Ten of the 11 who voted against the amendment were Democrats:

In the health debate, liberals sing Hari Krishnas to the “public option” — a new federal insurance program like Medicare — but if it’s good enough for the middle class, then surely it’s good enough for the political class too? As it happens, more than a few Democrats disagree.

On Tuesday, the Senate health committee voted 12-11 in favor of a two-page amendment courtesy of Republican Tom Coburn that would require all Members and their staffs to enroll in any new government-run health plan. Yet all Democrats — with the exceptions of acting chairman Chris Dodd, Barbara Mikulski and Ted Kennedy via proxy — voted nay.
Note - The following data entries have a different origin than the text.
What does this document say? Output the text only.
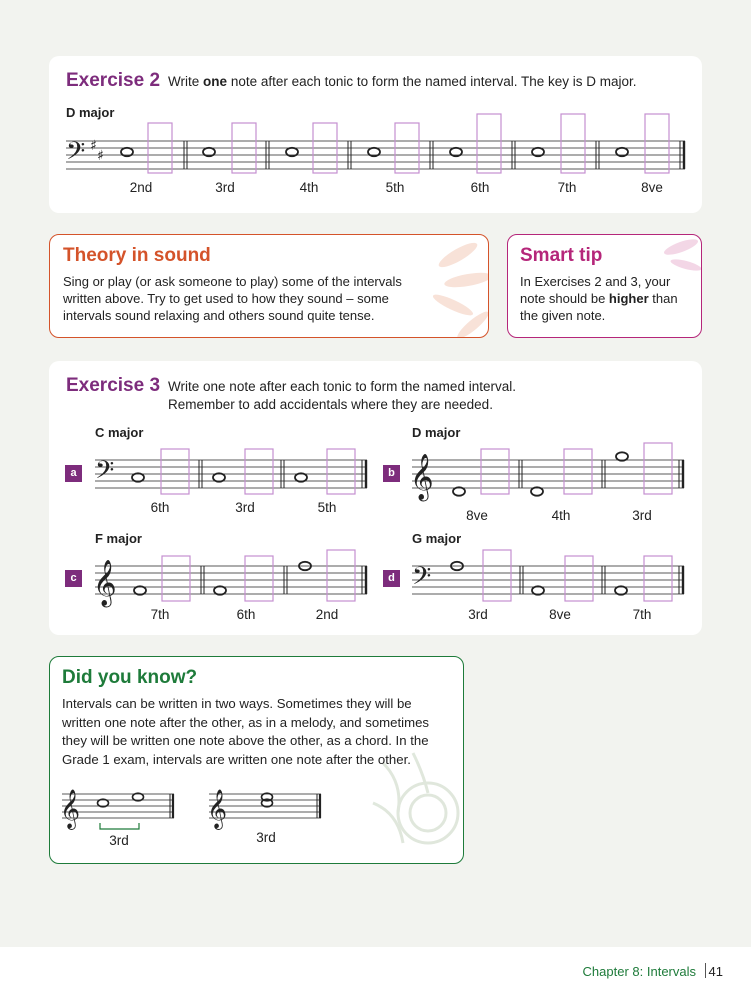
Exercise 2 Write one note after each tonic to form the named interval. The key is D major.
D major
𝄢 ♯
♯
2nd	3rd	4th	5th	6th	7th	8ve
Theory in sound
Sing or play (or ask someone to play) some of the intervals
written above. Try to get used to how they sound – some
intervals sound relaxing and others sound quite tense.
Smart tip
In Exercises 2 and 3, your
note should be higher than
the given note.
Exercise 3 Write one note after each tonic to form the named interval.
Remember to add accidentals where they are needed.
C major
a 𝄢
6th	3rd	5th
D major
b 𝄞
8ve	4th	3rd
F major
c 𝄞
7th	6th	2nd
G major
d 𝄢
3rd	8ve	7th
Did you know?
Intervals can be written in two ways. Sometimes they will be
written one note after the other, as in a melody, and sometimes
they will be written one note above the other, as a chord. In the
Grade 1 exam, intervals are written one note after the other.
𝄞
3rd
𝄞
3rd
Chapter 8: Intervals 41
In other words, Sherrod Brown and Sheldon Whitehouse won’t themselves join a plan that “will offer benefits that are as good as those available through private insurance plans — or better,” as the Ohio and Rhode Island liberals put it in a recent op-ed. And even a self-described socialist like Vermont’s Bernie Sanders, who supports a government-only system, wouldn’t sign himself up.

Rep. John Fleming is proposing a similar amendment in the House.

How quickly will the “public option” die if liberals in Congress are forced to sign up?

The only Republican senator to vote agains the provision was Judd Gregg, who said it “will be so bad that I don’t think anyone should be forced to join.”

Is it any wonder Gregg decided not to take that commerce job?